Extractions dentaires multiples

Pourquoi opérer ?

Les extractions dentaires sont un dernier recours pour vous soigner soit parce que les dents sont trop abîmées (carie ou régression gingivale cause de déchaussement) soit parce que les dents sont la cause d’infections au contact de leurs racines. Plus exceptionnellement la dent est en mauvaise position.

Comment se déroule l’opération ?

L’intervention se déroule sous anesthésie locale ou générale. L’extraction se fait soit en tirant la dent avec une pince adaptée (un davier) soit en la basculant. Il s’agit de mouvements de force qui peuvent être impressionnants mais parfaitement adaptés. Parfois, l’extraction nécessite la réalisation d’un fraisage de l’os après ouverture de la gencive ou le morcellement de la dent en plusieurs morceaux. Selon les cas, la fermeture se fait à l’aide de fils qui disparaissent en deux à quatre semaines ou sont ôtés en consultation. Souvent, il n’y a pas de fermeture souhaitable et la cicatrisation se fera tout aussi bien. Il est parfois préférable de prévoir après l’intervention un à deux jours d’arrêt de travail.

Quelles sont les suites habituelles et soins post-opératoires ?

On observe habituellement :

    • un gonflement des joues ou des lèvres (œdème) ce qui est fréquent et parfois important ;
    • les saignements : il est fréquent qu’un petit saignement persiste pendant quelques heures voir un à deux jours. Le traitement consiste à appliquer une compresse sur la zone de l’extraction et mordre sur celle-ci tant que le saignement ne s’est pas arrêté ;
    • la douleur au niveau des zones opérées est plus fréquente en bas qu’en haut. Elle cède souvent avec des antalgiques et disparaît en quelques jours. Des vessies de glace enrobées dans un linge (pas directement sur la peau) diminuent le gonflement et la douleur ;
    • une limitation de l’ouverture buccale est possible pendant quelques jours ;
    • une sensation avec la langue du rebord osseux est normale, ce n’est pas une racine « oubliée » ;
    • une excellente hygiène buccale est essentielle. Après chaque repas, les dents et les gencives devront être nettoyées avec une brosse ultra-souple (dite chirurgicale), puis des bains de bouche doivent être faits avec de l’eau froide.
    • pendant les premiers jours, l’alimentation doit être molle, ni très salée ou très acide. Il faut éviter une nourriture chaude les premières 24 heures. L’alcool et le tabac sont à proscrire.

Quelles sont les complications possibles ?

Tout acte médical, même bien conduit, recèle un risque de complications. Il ne faut pas hésiter à prendre contact avec l’équipe chirurgicale qui vous a pris en charge (ou contacter le 15 en cas d’urgence grave).

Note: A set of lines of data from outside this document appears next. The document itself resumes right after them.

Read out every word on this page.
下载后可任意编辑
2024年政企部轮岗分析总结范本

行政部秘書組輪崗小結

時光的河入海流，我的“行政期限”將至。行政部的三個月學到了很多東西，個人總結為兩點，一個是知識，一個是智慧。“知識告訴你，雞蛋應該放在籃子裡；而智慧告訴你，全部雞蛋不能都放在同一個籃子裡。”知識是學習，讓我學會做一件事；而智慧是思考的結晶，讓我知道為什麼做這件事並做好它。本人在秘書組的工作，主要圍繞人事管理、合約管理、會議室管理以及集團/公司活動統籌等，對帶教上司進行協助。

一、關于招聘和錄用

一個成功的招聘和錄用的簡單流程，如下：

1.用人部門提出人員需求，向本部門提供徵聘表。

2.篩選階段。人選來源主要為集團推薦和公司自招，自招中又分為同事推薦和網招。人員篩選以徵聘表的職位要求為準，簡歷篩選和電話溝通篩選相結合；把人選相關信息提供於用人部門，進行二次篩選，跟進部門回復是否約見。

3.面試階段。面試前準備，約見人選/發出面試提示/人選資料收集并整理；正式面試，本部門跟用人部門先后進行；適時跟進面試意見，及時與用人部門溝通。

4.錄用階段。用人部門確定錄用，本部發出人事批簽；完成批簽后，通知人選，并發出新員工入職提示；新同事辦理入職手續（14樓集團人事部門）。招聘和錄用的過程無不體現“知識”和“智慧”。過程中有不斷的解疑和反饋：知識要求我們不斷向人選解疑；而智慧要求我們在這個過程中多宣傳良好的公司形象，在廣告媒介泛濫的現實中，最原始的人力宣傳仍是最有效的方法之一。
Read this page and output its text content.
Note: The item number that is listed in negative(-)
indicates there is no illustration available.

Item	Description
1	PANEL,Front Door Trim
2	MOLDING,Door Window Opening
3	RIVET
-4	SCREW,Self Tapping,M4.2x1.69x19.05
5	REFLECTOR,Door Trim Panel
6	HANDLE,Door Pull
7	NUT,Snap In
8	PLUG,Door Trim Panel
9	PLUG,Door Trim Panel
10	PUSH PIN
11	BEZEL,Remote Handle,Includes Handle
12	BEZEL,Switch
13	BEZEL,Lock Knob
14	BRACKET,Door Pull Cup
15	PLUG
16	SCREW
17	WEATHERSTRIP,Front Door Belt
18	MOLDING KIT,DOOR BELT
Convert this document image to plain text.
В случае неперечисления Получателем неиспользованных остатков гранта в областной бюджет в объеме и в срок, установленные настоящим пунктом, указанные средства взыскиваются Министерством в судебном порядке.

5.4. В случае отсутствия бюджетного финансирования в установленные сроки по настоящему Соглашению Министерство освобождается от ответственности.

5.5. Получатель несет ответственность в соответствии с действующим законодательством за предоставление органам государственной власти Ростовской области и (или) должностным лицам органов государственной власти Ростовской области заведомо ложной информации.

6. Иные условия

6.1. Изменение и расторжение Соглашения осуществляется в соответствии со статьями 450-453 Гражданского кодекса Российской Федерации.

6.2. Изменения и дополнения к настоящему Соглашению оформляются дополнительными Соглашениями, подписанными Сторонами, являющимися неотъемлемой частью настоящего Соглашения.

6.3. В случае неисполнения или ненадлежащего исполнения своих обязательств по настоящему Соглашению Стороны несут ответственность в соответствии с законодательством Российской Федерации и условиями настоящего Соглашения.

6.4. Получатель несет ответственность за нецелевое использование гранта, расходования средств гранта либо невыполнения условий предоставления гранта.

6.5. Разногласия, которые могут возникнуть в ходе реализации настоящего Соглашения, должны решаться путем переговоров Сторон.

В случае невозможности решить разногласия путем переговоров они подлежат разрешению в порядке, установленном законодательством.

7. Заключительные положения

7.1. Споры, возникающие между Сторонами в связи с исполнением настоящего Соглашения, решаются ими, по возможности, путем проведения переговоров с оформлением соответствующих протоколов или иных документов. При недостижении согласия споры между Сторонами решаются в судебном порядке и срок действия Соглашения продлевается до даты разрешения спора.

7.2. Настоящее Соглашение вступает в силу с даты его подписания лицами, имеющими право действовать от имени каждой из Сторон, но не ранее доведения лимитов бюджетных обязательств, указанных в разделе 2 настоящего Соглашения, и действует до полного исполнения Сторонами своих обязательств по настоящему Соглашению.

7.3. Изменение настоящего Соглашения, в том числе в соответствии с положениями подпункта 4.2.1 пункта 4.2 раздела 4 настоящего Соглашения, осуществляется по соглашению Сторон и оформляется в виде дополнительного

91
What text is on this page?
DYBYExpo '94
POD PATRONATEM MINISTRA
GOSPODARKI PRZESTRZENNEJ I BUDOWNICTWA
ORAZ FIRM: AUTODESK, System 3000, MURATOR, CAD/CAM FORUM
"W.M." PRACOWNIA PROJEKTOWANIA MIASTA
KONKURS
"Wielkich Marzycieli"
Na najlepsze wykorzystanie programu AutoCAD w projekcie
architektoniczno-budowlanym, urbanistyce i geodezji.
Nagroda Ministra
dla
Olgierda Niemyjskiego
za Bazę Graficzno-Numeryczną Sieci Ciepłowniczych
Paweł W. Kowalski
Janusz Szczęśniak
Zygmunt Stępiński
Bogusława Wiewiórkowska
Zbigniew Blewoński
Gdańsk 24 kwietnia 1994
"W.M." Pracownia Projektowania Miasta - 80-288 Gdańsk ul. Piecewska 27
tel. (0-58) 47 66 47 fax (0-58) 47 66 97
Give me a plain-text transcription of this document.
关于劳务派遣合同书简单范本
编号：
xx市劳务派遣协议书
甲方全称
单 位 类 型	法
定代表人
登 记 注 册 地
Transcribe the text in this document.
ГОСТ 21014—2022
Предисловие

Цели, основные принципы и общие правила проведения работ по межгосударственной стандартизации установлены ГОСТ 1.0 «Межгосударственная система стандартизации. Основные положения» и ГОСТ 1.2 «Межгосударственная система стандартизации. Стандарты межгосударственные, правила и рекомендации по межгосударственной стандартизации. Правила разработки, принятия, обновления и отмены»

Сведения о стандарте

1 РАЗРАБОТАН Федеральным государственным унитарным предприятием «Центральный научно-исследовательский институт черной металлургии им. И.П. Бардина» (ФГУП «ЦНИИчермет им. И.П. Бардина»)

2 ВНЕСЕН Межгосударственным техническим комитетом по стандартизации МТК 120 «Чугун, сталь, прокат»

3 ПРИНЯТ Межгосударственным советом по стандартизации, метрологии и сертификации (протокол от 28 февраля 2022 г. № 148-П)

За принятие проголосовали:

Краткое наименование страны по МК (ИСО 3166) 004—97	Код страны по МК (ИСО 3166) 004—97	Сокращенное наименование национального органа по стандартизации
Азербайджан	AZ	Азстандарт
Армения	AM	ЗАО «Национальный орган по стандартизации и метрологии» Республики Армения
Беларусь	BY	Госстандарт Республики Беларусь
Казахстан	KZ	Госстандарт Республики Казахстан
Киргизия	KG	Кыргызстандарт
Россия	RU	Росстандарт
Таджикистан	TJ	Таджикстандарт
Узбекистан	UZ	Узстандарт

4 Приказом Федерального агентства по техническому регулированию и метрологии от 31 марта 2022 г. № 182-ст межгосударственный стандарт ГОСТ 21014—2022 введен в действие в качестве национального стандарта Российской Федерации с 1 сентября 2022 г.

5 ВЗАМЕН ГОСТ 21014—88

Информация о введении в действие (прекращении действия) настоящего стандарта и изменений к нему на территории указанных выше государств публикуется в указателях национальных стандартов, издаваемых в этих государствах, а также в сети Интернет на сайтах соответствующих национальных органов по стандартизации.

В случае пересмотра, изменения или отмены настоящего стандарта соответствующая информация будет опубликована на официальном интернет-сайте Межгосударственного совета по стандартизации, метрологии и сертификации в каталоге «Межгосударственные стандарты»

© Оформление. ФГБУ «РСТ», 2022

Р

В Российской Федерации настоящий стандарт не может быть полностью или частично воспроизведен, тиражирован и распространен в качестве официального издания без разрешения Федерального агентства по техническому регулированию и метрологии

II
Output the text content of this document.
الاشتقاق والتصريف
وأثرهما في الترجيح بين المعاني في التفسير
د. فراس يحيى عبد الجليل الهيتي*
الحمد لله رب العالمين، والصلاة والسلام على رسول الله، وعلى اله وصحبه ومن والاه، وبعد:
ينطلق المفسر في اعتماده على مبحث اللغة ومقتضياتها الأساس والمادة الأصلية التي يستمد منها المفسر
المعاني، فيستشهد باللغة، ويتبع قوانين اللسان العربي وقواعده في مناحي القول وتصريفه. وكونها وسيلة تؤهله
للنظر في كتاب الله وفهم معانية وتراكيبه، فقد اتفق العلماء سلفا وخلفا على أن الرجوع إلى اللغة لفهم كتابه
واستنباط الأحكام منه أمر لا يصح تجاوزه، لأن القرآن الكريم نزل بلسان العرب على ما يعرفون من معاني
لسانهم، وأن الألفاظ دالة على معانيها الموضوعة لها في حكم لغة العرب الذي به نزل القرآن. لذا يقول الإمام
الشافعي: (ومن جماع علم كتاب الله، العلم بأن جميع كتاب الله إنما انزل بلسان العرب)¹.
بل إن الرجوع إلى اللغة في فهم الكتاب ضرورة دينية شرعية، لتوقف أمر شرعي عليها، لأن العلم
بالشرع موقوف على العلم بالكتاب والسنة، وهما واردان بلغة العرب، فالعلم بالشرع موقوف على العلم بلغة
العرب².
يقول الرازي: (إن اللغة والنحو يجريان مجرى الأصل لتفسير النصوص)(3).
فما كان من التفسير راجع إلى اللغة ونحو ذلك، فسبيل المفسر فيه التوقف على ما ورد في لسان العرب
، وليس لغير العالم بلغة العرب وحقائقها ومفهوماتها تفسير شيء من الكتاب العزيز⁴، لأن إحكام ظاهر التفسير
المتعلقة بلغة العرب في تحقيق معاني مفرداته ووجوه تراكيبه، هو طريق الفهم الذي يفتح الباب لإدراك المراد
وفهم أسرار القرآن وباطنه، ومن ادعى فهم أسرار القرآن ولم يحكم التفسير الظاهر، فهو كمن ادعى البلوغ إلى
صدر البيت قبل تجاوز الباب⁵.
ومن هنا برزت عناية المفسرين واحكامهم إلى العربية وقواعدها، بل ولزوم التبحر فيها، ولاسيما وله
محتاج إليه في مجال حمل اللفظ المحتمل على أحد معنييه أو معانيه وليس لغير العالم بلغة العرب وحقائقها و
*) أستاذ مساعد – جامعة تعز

Il peut s’agir de complications rares :

      • une alvéolite : inflammation de l’alvéole dentaire qui survient de quelques jours à trois semaines après l’extraction. Elle peut entraîner des douleurs importantes et nécessiter des soins locaux ;
      • une diminution ou une modification de la sensibilité de la lèvre inférieure ou de la langue car les nerfs cheminent à proximité des molaires du bas et peuvent être irrités. Ce trouble de la sensibilité est temporaire (quelques jours à quelques semaines), mais dans certains cas, la récupération peut être très longue (1 à 3 ans). Ce trouble est très exceptionnellement permanent ;
      • une infection des tissus mous de la joue (cellulite) peut survenir quelques jours, voire deux à trois semaines après l’extraction. Elle cède par un traitement antibiotique adapté ;
      • une communication entre le sinus maxillaire et la bouche pour les dents supérieures, qui se ferme spontanément en 15 jours à 3 semaines. Une persistance au-delà justifie un traitement chirurgical adapté.
      • il peut y avoir des dents fragiles (carie en cours de soin, plombage, couronne, etc) à proximité qui peuvent être abîmées lors de l’intervention. Dans certains cas l’ultime recours est l’extraction de la dent cassée lors de l’opération.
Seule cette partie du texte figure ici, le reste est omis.